Manni : le bas-fond qui nourrit l’espoir de tout un village
Manni, 6 août 2026 (AIB)-Au cœur de la commune de Manni, dans la province de la Gnagna, un bas-fond aménagé de 14 hectares, exploité depuis 1978, continue de faire vivre et d’entretenir l’espoir de dizaines de familles. Situé au côté est du pont de Manni, à la sortie nord en direction de Taparko, entre le marché et le quartier Tiamgnalgou, ce périmètre irrigué accueille chaque jour près d’une centaine de producteurs qui s’y activent malgré un début de saison agricole marqué par une pluviométrie tardive et irrégulière, convaincus que la terre demeure l’un des meilleurs remparts contre la faim, la pauvreté et la précarité.

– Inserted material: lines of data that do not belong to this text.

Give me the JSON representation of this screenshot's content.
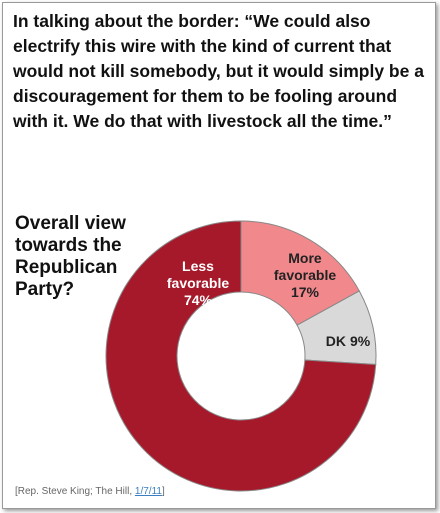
{
  "quote": "In talking about the border: “We could also electrify this wire with the kind of current that would not kill somebody, but it would simply be a discouragement for them to be fooling around with it. We do that with livestock all the time.”",
  "chart_data": {
    "type": "donut",
    "title": "Overall view towards the Republican Party?",
    "categories": [
      "More favorable",
      "DK",
      "Less favorable"
    ],
    "values": [
      17,
      9,
      74
    ],
    "value_labels": [
      "17%",
      "9%",
      "74%"
    ],
    "colors": [
      "#f0888c",
      "#d9d9d9",
      "#a6192a"
    ]
  },
  "source": {
    "text": "[Rep. Steve King; The Hill,",
    "link": "1/7/11",
    "close": "]"
  }
}
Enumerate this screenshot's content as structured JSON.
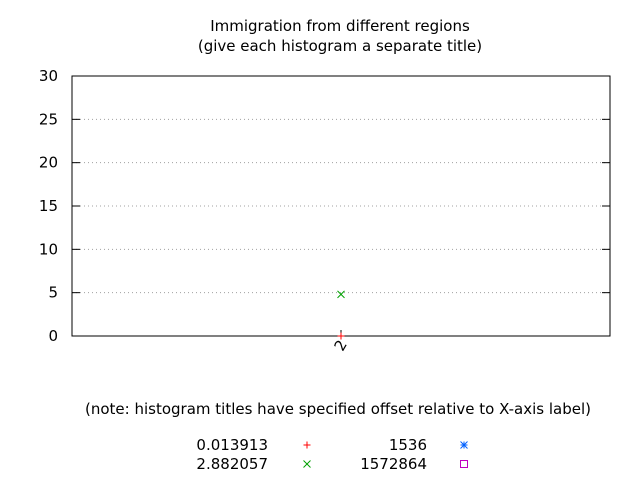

Sur les parcelles verdoyantes, les jeunes plants de riz, actuellement au stade du tallage, offrent un spectacle rassurant et laissent entrevoir une campagne prometteuse, à condition que les conditions climatiques restent favorables jusqu’à la récolte.
Avant l’installation de cette culture, les exploitants avaient mis à profit la contre-saison pour produire principalement du maïs et de la patate douce, avant de préparer les pépinières puis de procéder au repiquage des jeunes plants de riz, en fonction des besoins de chaque exploitation et des opportunités du marché.
Véritable moteur de développement local, ce bas-fond dépasse largement sa vocation agricole. Il constitue un important levier économique et social pour la commune de Manni, en assurant une disponibilité régulière de produits vivriers, en générant des revenus pour les ménages et en renforçant la résilience des populations face aux effets conjugués des changements climatiques et de l’insécurité.
Rencontré sur le site, le président du périmètre irrigué, Emmanuel Lankoandé, s’est réjoui de la forte mobilisation des producteurs.
« Ce bas-fond nourrit de nombreuses familles. Pour plusieurs exploitants, il représente la principale source de revenus. Il permet de produire, de vendre les récoltes, de couvrir les dépenses familiales et de répondre aux besoins essentiels », a-t-il expliqué.
Il a salué les efforts du gouvernement burkinabè en faveur du monde rural, notamment à travers la mise à disposition de semences améliorées, d’intrants agricoles ainsi que l’accompagnement à la commercialisation des productions.
Il a également exprimé sa reconnaissance envers les organisations non gouvernementales dont l’appui en équipements, notamment l’acquisition d’un motoculteur, facilite considérablement les travaux agricoles tout en réduisant la pénibilité du labour.
Le président du périmètre a aussi rendu hommage au technicien agricole qui accompagne les producteurs tout au long de la campagne.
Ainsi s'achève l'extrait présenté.